Et, on veut nous faire croire que ces Oligarques ne savaient que le chlordécone était dangereux.
Avec une telle chronologie, de qui se moque-t-on ?
On peut à la limite discuter du fait qu’ils pensaient que ce n’était pas létal et que seuls les ouvriers agricoles qu’ils méprisent seraient concernés. Mais, il savaient que c’’était dangereux.
Troisième question, les infractions.
Dès sa plainte de 2007, l’ASSAUPAMAR a dénoncé un crime d’empoisonnement. Le Parquet a refusé d’examiner ce délit en 1988, preuve de leur absence d’objectivité.
Nous avons vainement ré-interpellé les deux juges parisiennes en 2020 sur ce point.
Outre cette infraction criminelle, il existe un autre délit non pris en compte.

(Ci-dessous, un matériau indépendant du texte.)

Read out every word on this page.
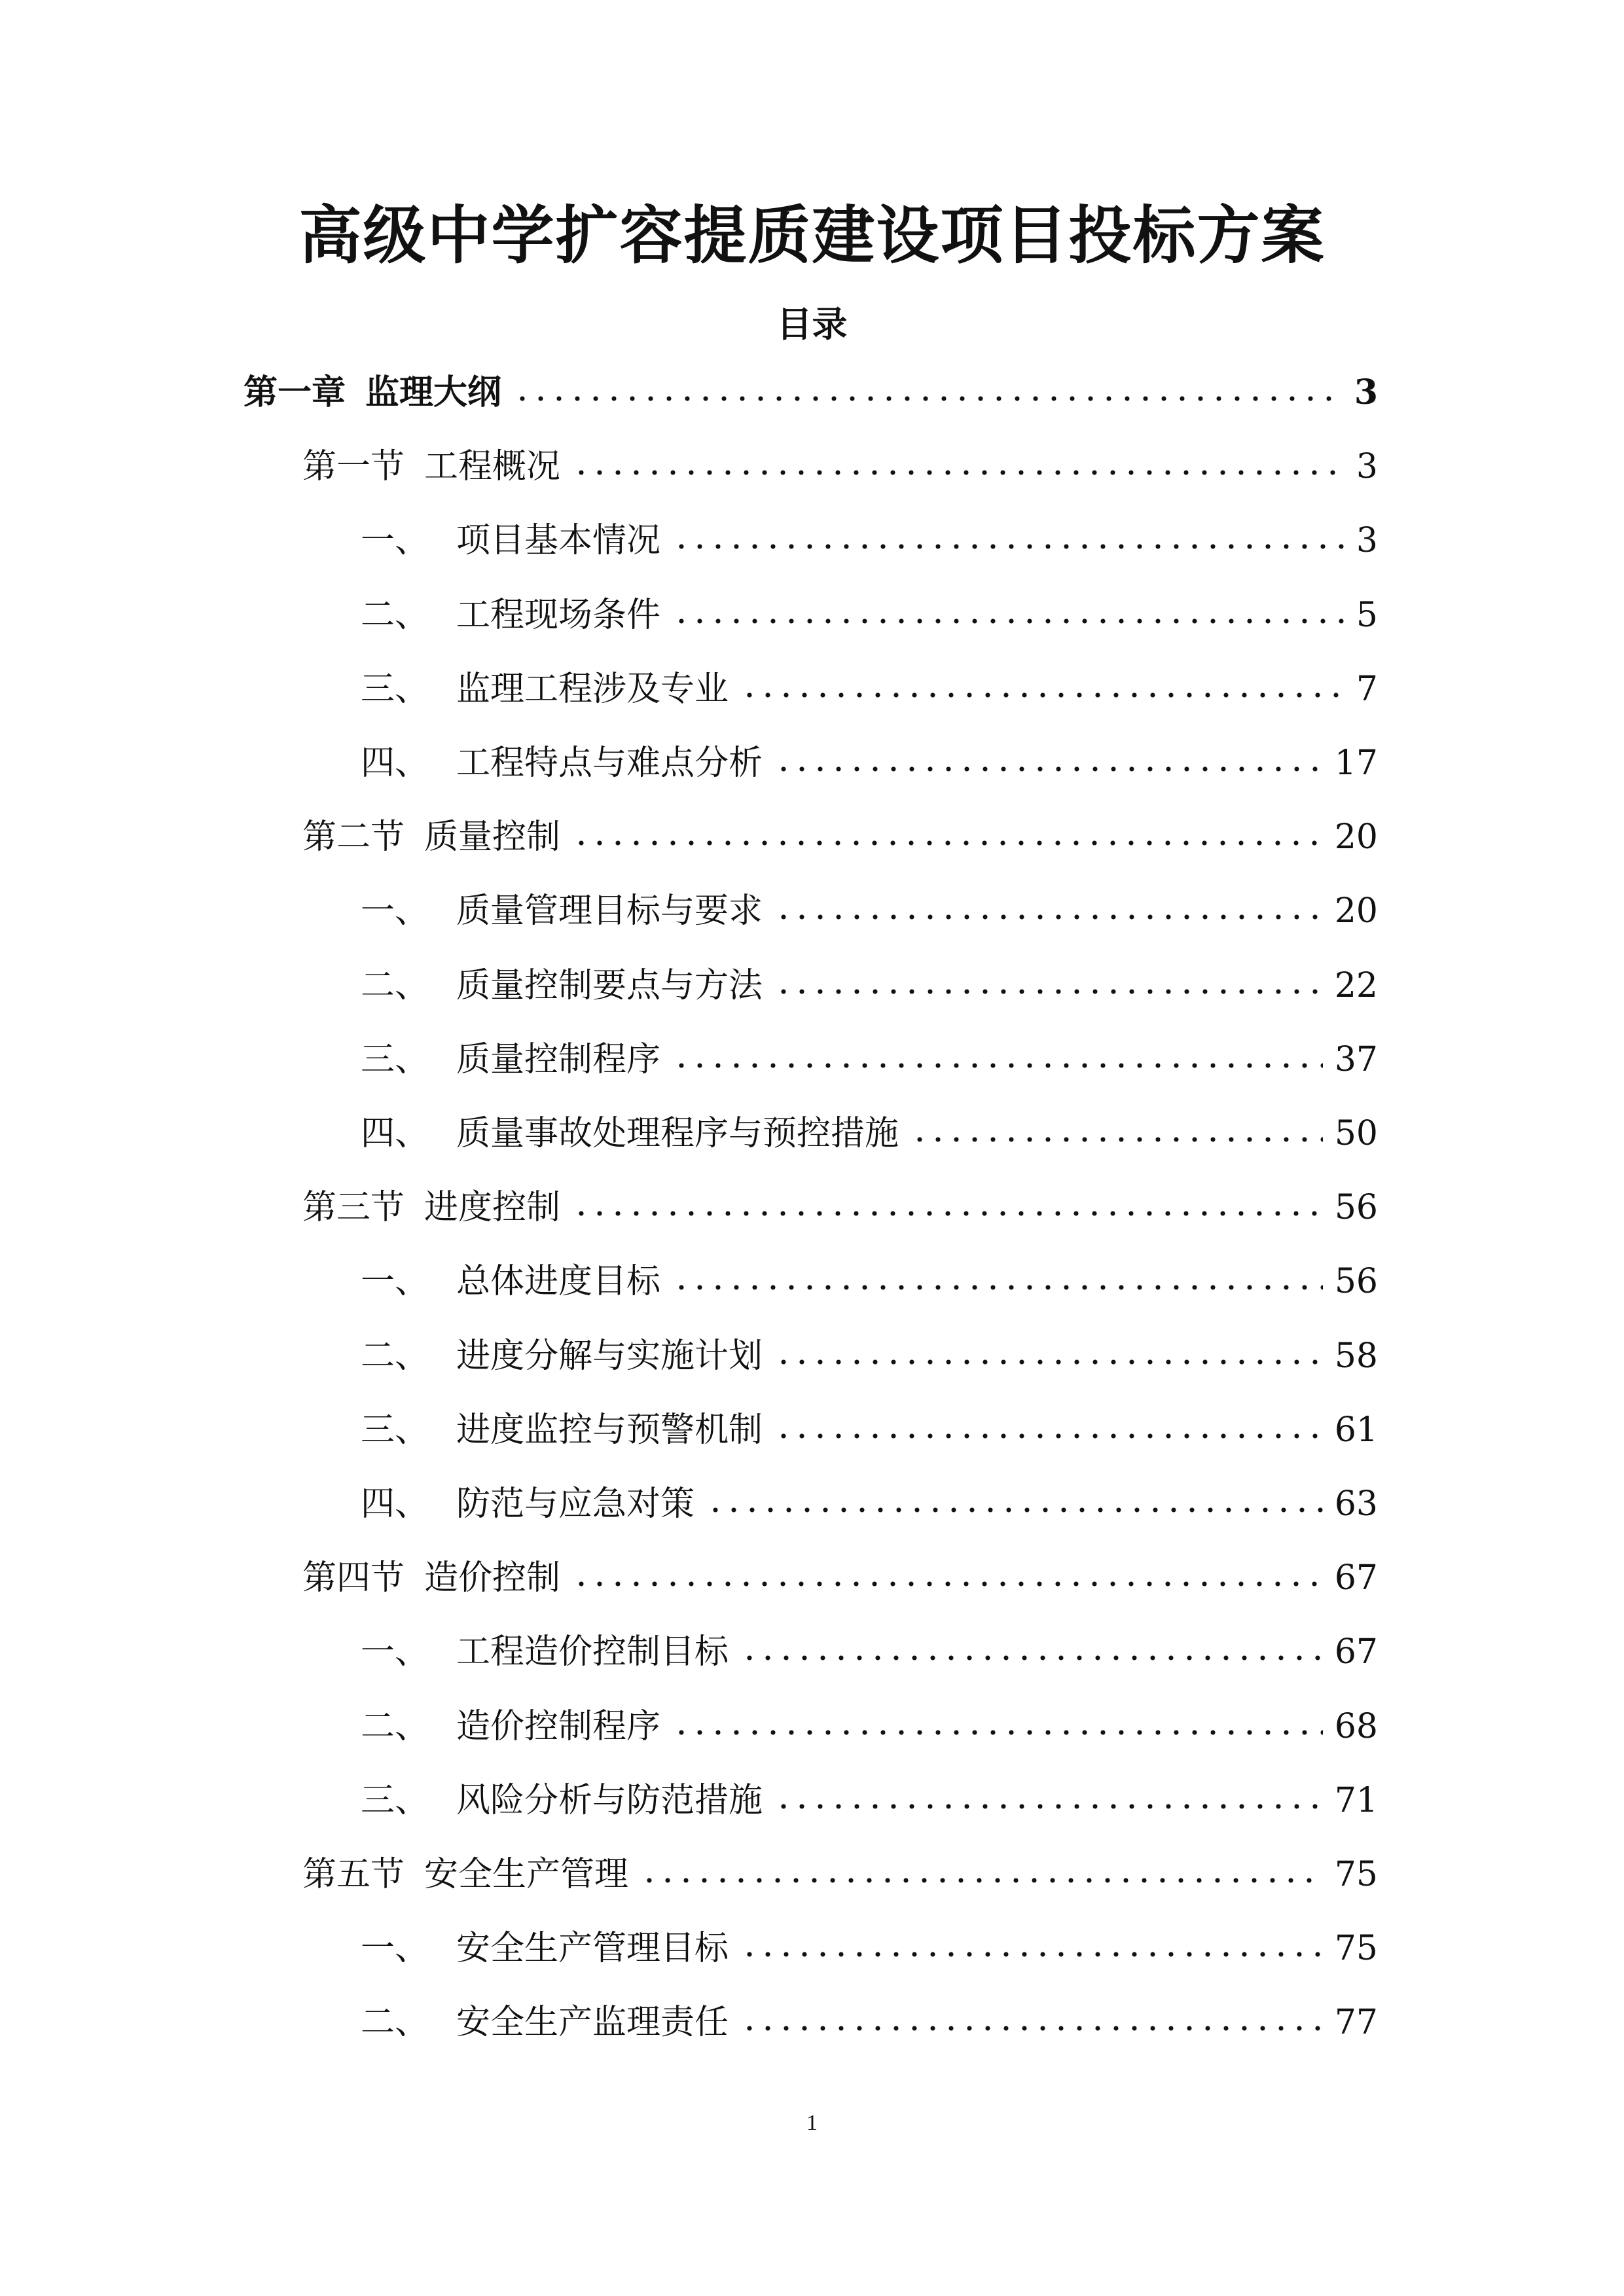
高级中学扩容提质建设项目投标方案
目录
第一章 监理大纲	3
第一节 工程概况	3
一、 项目基本情况	3
二、 工程现场条件	5
三、 监理工程涉及专业	7
四、 工程特点与难点分析	17
第二节 质量控制	20
一、 质量管理目标与要求	20
二、 质量控制要点与方法	22
三、 质量控制程序	37
四、 质量事故处理程序与预控措施	50
第三节 进度控制	56
一、 总体进度目标	56
二、 进度分解与实施计划	58
三、 进度监控与预警机制	61
四、 防范与应急对策	63
第四节 造价控制	67
一、 工程造价控制目标	67
二、 造价控制程序	68
三、 风险分析与防范措施	71
第五节 安全生产管理	75
一、 安全生产管理目标	75
二、 安全生产监理责任	77
1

Il s’agit du stockage de produit non autorisé. Le délit a été créé en 1999. Ils ont refusé d’aborder ce point.
Je pense que d’autres confrères ont aussi d’autres problématiques.
Mais je souhaitais simplement montrer ici que l’appel contre l’ordonnance de non-lieu n’est pas un simple caprice ou le refus d’une réalité. Nous avons des arguments et nous critiquons les aprioris et analyses tant du Parquet de Paris que des deux juges.
Nous réclamons donc que l’instruction reprennent.
Pourquoi se battre encore, nous dira-t-on ?
Comme pour l’esclavage, là aussi, on nous dit d’oublier le passé et de regarder l’avenir. Mais l’avenir sera sombre s’il se fait en soldant la vérité.
On nous dit aussi que les principaux responsables sont morts. C’est vrai mais il reste des vivants qui ont sciemment utiliser ce poison sur les exploitations au détriment de la santé des salariés puis de tous les martiniquais.
Nous voulons de vrais juges et non pas de personnes cachées dans leur bureau à Paris.
Nous voulons de réelles enquêtes sur le terrain, sur les lieux du crime et pas seulement dans les couloirs parisiens.
Nous voulons qu’on identifie tous les lieux où le chlordécone a été utilisés de 93 à 2004 et les responsables de ces lieux.
Nous voulons que la chape de silence et de peur sur les habitations cesse pour que les vérités soient dites !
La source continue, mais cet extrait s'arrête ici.